Guarnido-Lopez Pablo, Ramirez-Agudelo John-Fredy, Denimal Emmanuel, Benaouda Mohammed
Institut Agro Dijon, 26 bd Docteur Petitjean, 21079 Dijon, France.
Grupo de Investigación en Ciencias Agrarias-GRICA, Escuela de Producción Animal, Facultad de Ciencias Agrarias, Universidad de Antioquia, Medellin 050010, Colombia.
Animals (Basel). 2024 Sep 30;14(19):2821. doi: 10.3390/ani14192821.
This study highlights the importance of monitoring cattle feeding behavior using the YOLO algorithm for object detection. Videos of six Charolais bulls were recorded on a French farm, and three feeding behaviors (biting, chewing, visiting) were identified and labeled using Roboflow. YOLOv8 and YOLOv10 were compared for their performance in detecting these behaviors. YOLOv10 outperformed YOLOv8 with slightly higher precision, recall, mAP50, and mAP50-95 scores. Although both algorithms demonstrated similar overall accuracy (around 90%), YOLOv8 reached optimal training faster and exhibited less overfitting.

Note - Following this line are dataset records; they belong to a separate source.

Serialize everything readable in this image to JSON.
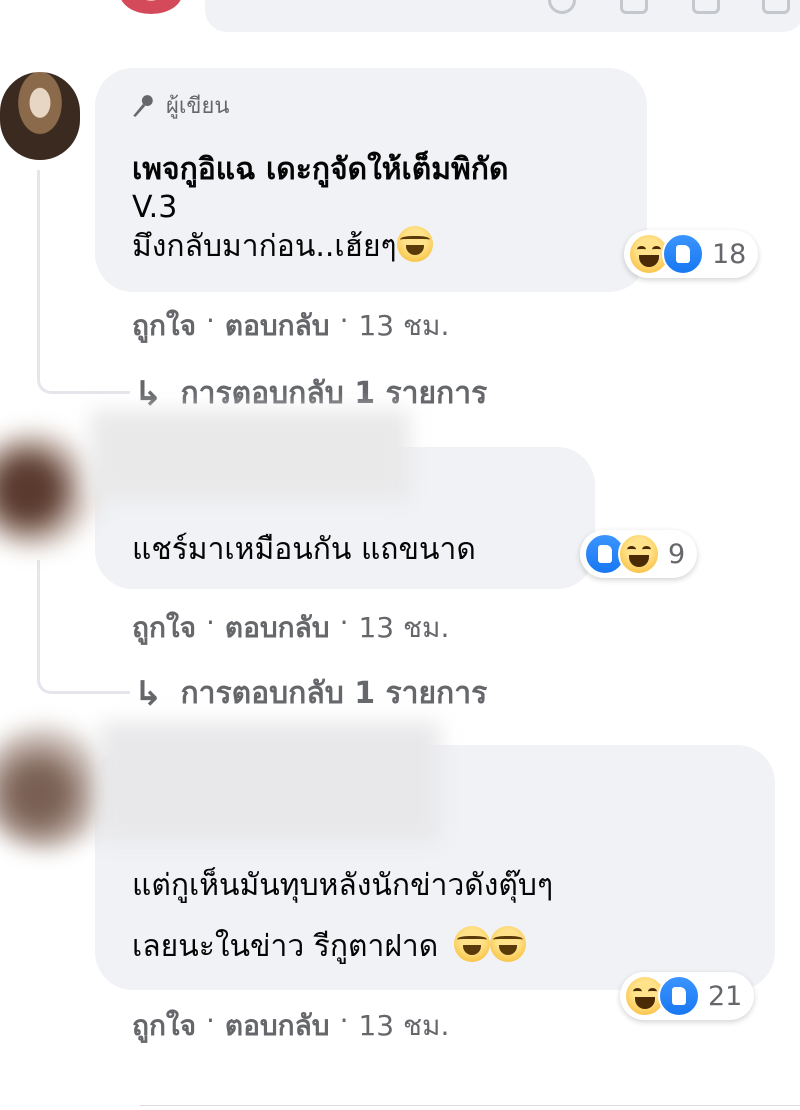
{
  "comments": [
    {
      "author_badge": "ผู้เขียน",
      "lines": [
        "เพจกูอิแฉ เดะกูจัดให้เต็มพิกัด",
        "V.3",
        "มึงกลับมาก่อน..เฮ้ยๆ"
      ],
      "reaction_count": "18",
      "actions": {
        "like": "ถูกใจ",
        "reply": "ตอบกลับ",
        "time": "13 ชม."
      },
      "replies_label": "การตอบกลับ 1 รายการ"
    },
    {
      "lines": [
        "แชร์มาเหมือนกัน แถขนาด"
      ],
      "reaction_count": "9",
      "actions": {
        "like": "ถูกใจ",
        "reply": "ตอบกลับ",
        "time": "13 ชม."
      },
      "replies_label": "การตอบกลับ 1 รายการ"
    },
    {
      "lines": [
        "แต่กูเห็นมันทุบหลังนักข่าวดังตุ๊บๆ",
        "เลยนะในข่าว รีกูตาฝาด"
      ],
      "reaction_count": "21",
      "actions": {
        "like": "ถูกใจ",
        "reply": "ตอบกลับ",
        "time": "13 ชม."
      }
    }
  ],
  "colors": {
    "bubble": "#f0f2f5",
    "meta": "#65676b",
    "like_blue": "#1877f2",
    "haha_yellow": "#f7b125"
  }
}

Confusion matrices indicated similar patterns of prediction errors for both versions, but YOLOv10 showed better consistency. This study concludes that while both YOLOv8 and YOLOv10 are effective in detecting cattle feeding behaviors, YOLOv10 exhibited superior average performance, learning rate, and speed, making it more suitable for practical field applications.
本研究强调了使用YOLO目标检测算法监测牛进食行为的重要性。在法国一个农场录制了六头夏洛来公牛的视频,并使用Roboflow识别并标记了三种进食行为(咬、嚼、靠近)。比较了YOLOv8和YOLOv10在检测这些行为方面的性能。YOLOv10的表现优于YOLOv8,其精度、召回率、mAP50和mAP50 - 95得分略高。尽管两种算法的总体准确率相似(约90%),但YOLOv8更快达到最优训练,且过拟合现象较少。混淆矩阵表明两个版本的预测误差模式相似,但YOLOv10表现出更好的一致性。本研究得出结论,虽然YOLOv8和YOLOv10在检测牛进食行为方面都有效,但YOLOv10在平均性能表现更好、学习率和速度更快,使其更适合实际现场应用。